Fungi are comparatively little used in this country, although they are plentiful and highly nutritious. Only three kinds are commonly considered as good for food, and of these only one can be said to be usually eaten. These are the mushroom, agaricus campestris; the morel, morchella esculenta; and the truffle, tuber cibarium. No doubt there are many other edible kinds, but the prejudice against them is strong, and the difficulty of distinguishing between edible and poisonous kinds prevents these foods from being more generally utilized. It seems, too, as if even the edible kinds might become poisonous under certain special conditions. Mushrooms contain much nitrogen and also much fat, and they are less watery than most of the vegetables of which we have spoken.

Lichens have not often been used as food.
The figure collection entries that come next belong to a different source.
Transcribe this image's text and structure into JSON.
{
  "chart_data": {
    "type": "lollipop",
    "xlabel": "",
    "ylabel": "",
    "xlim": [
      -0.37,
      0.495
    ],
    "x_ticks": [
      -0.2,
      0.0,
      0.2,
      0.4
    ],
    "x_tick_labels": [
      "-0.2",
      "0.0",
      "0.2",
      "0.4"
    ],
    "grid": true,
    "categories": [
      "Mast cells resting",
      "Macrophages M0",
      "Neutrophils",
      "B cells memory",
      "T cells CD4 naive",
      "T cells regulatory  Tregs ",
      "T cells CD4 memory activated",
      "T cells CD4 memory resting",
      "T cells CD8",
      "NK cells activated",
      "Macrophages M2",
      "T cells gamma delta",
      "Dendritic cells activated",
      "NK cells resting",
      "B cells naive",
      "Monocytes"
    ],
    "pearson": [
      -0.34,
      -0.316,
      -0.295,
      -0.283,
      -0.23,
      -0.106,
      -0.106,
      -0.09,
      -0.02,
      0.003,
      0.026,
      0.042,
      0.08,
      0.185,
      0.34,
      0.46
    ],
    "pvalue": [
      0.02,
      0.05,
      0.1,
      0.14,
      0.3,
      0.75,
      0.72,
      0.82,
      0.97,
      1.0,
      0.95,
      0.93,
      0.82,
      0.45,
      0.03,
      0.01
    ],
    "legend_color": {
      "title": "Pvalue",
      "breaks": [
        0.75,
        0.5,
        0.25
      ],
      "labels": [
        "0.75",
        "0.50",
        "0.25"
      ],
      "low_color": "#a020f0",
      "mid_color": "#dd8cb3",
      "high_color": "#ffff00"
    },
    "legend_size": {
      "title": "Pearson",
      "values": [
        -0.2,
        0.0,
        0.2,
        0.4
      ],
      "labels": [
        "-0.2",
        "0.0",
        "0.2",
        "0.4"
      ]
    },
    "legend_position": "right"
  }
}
Iceland moss is used as a food for invalids, and is nourishing. It grows where nothing else will grow, on barren rocks in northern latitudes.
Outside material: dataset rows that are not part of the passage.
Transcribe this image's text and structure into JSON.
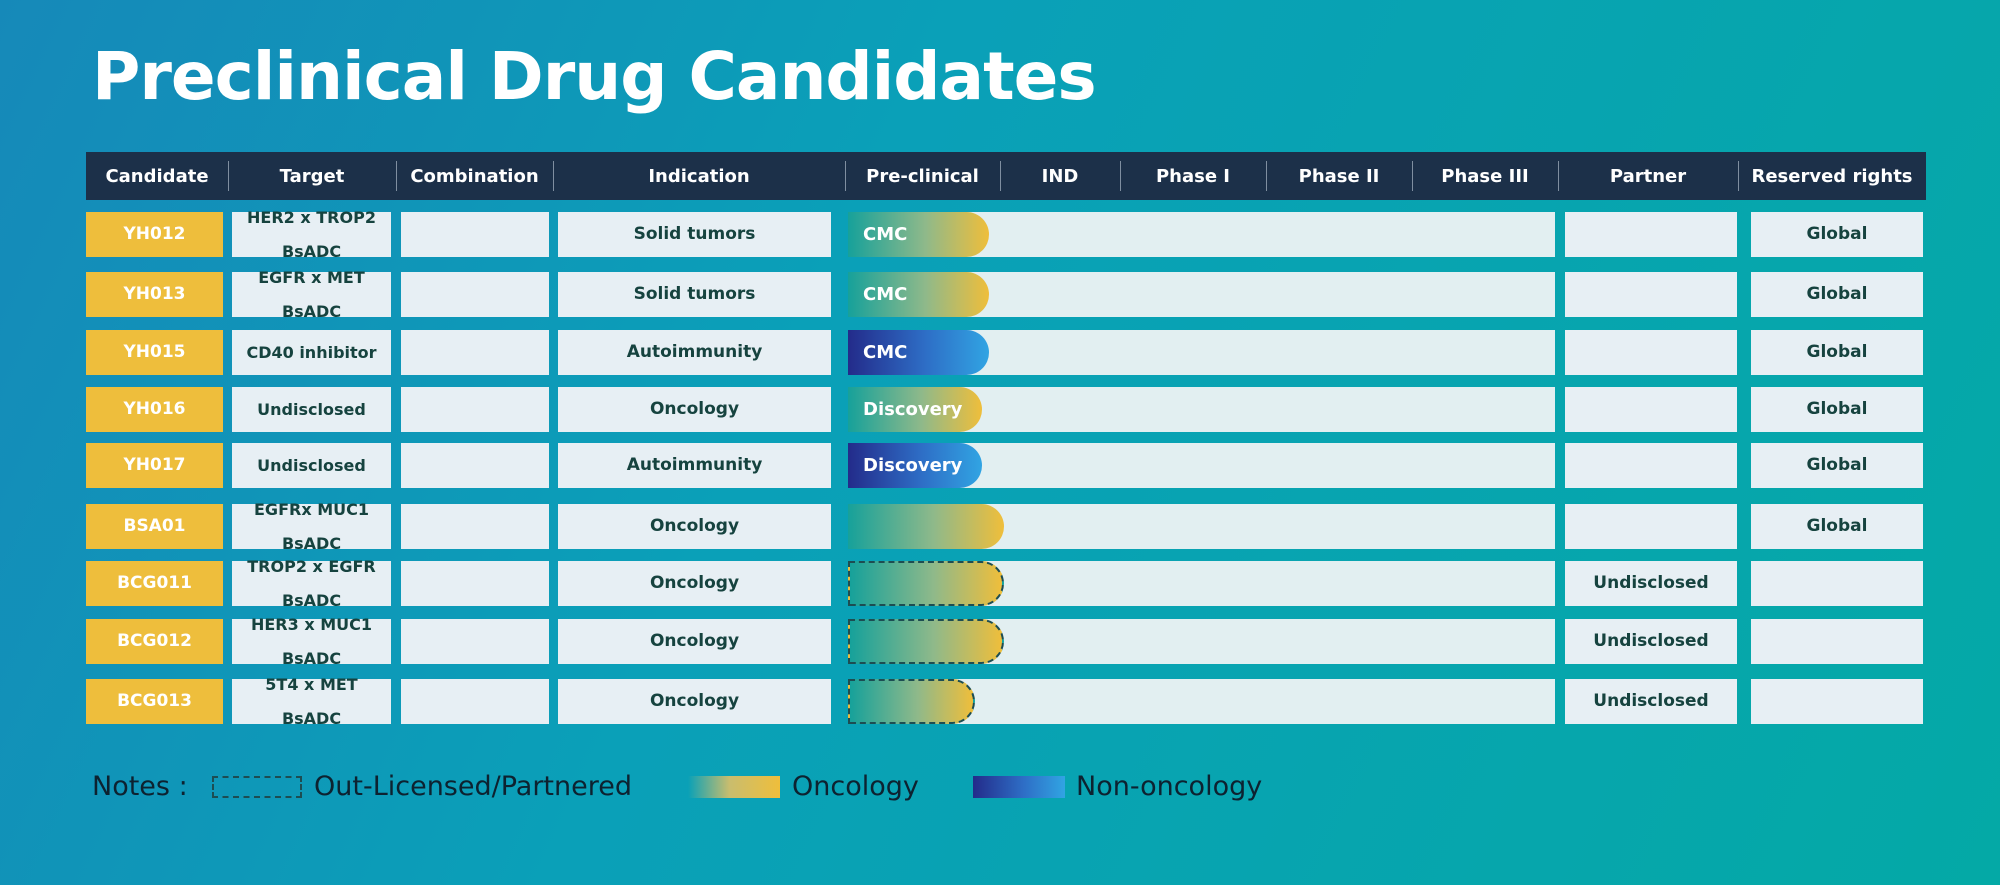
{
  "title": "Preclinical Drug Candidates",
  "columns": {
    "candidate": "Candidate",
    "target": "Target",
    "combination": "Combination",
    "indication": "Indication",
    "preclinical": "Pre-clinical",
    "ind": "IND",
    "phase1": "Phase I",
    "phase2": "Phase II",
    "phase3": "Phase III",
    "partner": "Partner",
    "rights": "Reserved rights"
  },
  "rows": [
    {
      "candidate": "YH012",
      "target_line1": "HER2 x TROP2",
      "target_line2": "BsADC",
      "combination": "",
      "indication": "Solid tumors",
      "bar_label": "CMC",
      "category": "oncology",
      "out_licensed": false,
      "bar_extent": 0.2,
      "partner": "",
      "rights": "Global"
    },
    {
      "candidate": "YH013",
      "target_line1": "EGFR x MET",
      "target_line2": "BsADC",
      "combination": "",
      "indication": "Solid tumors",
      "bar_label": "CMC",
      "category": "oncology",
      "out_licensed": false,
      "bar_extent": 0.2,
      "partner": "",
      "rights": "Global"
    },
    {
      "candidate": "YH015",
      "target_line1": "CD40 inhibitor",
      "target_line2": "",
      "combination": "",
      "indication": "Autoimmunity",
      "bar_label": "CMC",
      "category": "non-oncology",
      "out_licensed": false,
      "bar_extent": 0.2,
      "partner": "",
      "rights": "Global"
    },
    {
      "candidate": "YH016",
      "target_line1": "Undisclosed",
      "target_line2": "",
      "combination": "",
      "indication": "Oncology",
      "bar_label": "Discovery",
      "category": "oncology",
      "out_licensed": false,
      "bar_extent": 0.19,
      "partner": "",
      "rights": "Global"
    },
    {
      "candidate": "YH017",
      "target_line1": "Undisclosed",
      "target_line2": "",
      "combination": "",
      "indication": "Autoimmunity",
      "bar_label": "Discovery",
      "category": "non-oncology",
      "out_licensed": false,
      "bar_extent": 0.19,
      "partner": "",
      "rights": "Global"
    },
    {
      "candidate": "BSA01",
      "target_line1": "EGFRx MUC1",
      "target_line2": "BsADC",
      "combination": "",
      "indication": "Oncology",
      "bar_label": "",
      "category": "oncology",
      "out_licensed": false,
      "bar_extent": 0.22,
      "partner": "",
      "rights": "Global"
    },
    {
      "candidate": "BCG011",
      "target_line1": "TROP2 x EGFR",
      "target_line2": "BsADC",
      "combination": "",
      "indication": "Oncology",
      "bar_label": "",
      "category": "oncology",
      "out_licensed": true,
      "bar_extent": 0.22,
      "partner": "Undisclosed",
      "rights": ""
    },
    {
      "candidate": "BCG012",
      "target_line1": "HER3 x MUC1",
      "target_line2": "BsADC",
      "combination": "",
      "indication": "Oncology",
      "bar_label": "",
      "category": "oncology",
      "out_licensed": true,
      "bar_extent": 0.22,
      "partner": "Undisclosed",
      "rights": ""
    },
    {
      "candidate": "BCG013",
      "target_line1": "5T4 x MET",
      "target_line2": "BsADC",
      "combination": "",
      "indication": "Oncology",
      "bar_label": "",
      "category": "oncology",
      "out_licensed": true,
      "bar_extent": 0.18,
      "partner": "Undisclosed",
      "rights": ""
    }
  ],
  "legend": {
    "notes_label": "Notes :",
    "out_licensed": "Out-Licensed/Partnered",
    "oncology": "Oncology",
    "non_oncology": "Non-oncology"
  },
  "colors": {
    "candidate_bg": "#eebe3c",
    "header_bg": "#1c3049",
    "oncology_start": "#16a19a",
    "oncology_end": "#efbe3b",
    "non_oncology_start": "#232b8a",
    "non_oncology_end": "#31a4e3"
  }
}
Seaweeds are occasionally employed as food in England. Irish moss, or carra geen, is given in the form of soups and jellies to consumptive patients, and is also used commonly as a food in some places. In 100 lbs. of the moss there are only 19lbs. of water and 9 lbs. of albuminoids, so that it is among the most nourishing vegetable foods we have. Laver, tangle, or red ware, and pulse, are also collected and eaten in pickle, or as a substitute for other boiled vegetables.

LITTLE KNOWN VEGETABLES

There are many delicious vegetables which may be procured without much difficulty, and yet hardly seem to be known to the average housewife. Notwithstanding this, we so often hear the cry for greater variety. To those really anxious to extend their list of nourishing and appetising viands we can recommend sorrel, scorzonera, sweet potato, and maize (all of which may be grown in England), yams, egg-plants, and custard apples. Sorrel is not much used except as a flavouring herb for soups, but if carefully picked, washed, thoroughly boiled, then beaten and passed through a sieve, and served whipped with butter or cream, it rivals spinach, especially as an accompaniment to veal or poached eggs. It is a most wholesome vegetable, and can be grown easily. Scorzonera is a long black root, with a white interior; boiled and served with melted butter, it possesses a pleasant mucilaginous flavour. It is an Italian root, but flourishes here.
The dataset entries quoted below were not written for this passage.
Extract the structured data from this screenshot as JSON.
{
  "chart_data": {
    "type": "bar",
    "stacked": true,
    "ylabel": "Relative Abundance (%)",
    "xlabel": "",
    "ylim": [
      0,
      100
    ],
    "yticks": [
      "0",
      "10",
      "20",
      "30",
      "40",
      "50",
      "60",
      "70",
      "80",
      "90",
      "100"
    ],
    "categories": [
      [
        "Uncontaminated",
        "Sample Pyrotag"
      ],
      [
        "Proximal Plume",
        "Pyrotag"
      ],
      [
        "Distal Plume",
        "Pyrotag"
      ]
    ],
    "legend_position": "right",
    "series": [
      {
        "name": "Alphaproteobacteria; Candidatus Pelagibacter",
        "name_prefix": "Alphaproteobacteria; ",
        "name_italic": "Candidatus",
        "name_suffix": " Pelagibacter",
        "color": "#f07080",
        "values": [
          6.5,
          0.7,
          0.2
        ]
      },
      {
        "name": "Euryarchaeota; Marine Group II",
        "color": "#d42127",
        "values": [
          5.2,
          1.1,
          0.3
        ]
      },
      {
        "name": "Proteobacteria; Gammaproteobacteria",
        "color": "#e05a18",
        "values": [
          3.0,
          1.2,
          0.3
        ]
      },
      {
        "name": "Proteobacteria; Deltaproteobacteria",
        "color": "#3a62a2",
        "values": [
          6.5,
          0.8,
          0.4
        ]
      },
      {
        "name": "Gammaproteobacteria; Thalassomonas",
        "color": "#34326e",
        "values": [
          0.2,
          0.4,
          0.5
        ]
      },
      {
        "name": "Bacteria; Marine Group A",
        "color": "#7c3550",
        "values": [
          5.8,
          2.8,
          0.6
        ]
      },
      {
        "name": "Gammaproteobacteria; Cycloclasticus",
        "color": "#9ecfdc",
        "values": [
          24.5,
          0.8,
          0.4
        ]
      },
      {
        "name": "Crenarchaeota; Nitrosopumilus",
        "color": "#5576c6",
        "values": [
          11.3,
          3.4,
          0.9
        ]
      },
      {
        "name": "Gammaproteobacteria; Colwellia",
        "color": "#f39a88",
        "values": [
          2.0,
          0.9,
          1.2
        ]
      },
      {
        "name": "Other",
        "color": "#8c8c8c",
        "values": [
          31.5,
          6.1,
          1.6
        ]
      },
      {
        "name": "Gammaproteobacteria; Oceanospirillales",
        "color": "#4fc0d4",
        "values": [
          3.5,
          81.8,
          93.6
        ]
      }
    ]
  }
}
Sweet potatoes deserve to receive more intelligent attention in the kitchen. They can be served up like Jerusalem artichokes. Maize, although it will hardly ripen in these islands, except in an exceptionally hot summer, can be cultivated in the southern counties and in sunny sheltered spots. It is a very graceful plant, and the cobs reach sufficient maturity to furnish the "green-pea" maize. Riper cobs are imported from the Continent and the Canaries. There are many hundred varieties of maize, the grains ranging from soft pulp of almost pure white, through different stages of yellow, to a blood red and a purple black. The most useful kinds are the sweet yellow. The grains when full-sized and just turning yellowish-green, may be removed from the cobs and treated like green peas, or the cobs may be stewed; when the grains have turned yellow and begin to harden, the cobs may be roasted, sprinkled with pepper and salt, and basted with oiled butter. Yams are very delicious; they grow to a large size, and are now imported from the West Indies. They may be roasted, or treated like artichokes. Custard apples also us in fine condition from the West Indies, and should be served in the same way as vegetable marrows. Egg plants (the much-prized bringauls of India) are imported from the Continent and the Canaries. They possess a delicate flavour, a large amount of nourishing substances, and may be cooked in many ways. Pumpkins might also be used more often by town dwellers, both for making purée soups on damp and bleak autumn days, and pies. In certain country districts the young shoots of hops are treated like asparagus with very satisfactory results. In Provence the midribs of beet leaves are peeled, dipped in egg batter, and fried. They make a dainty dish. So do the male flowers of the vegetable-marrows, stuffed with parboiled rice, mixed with a little cheese and shredded meat, and then stewed gently in gravy.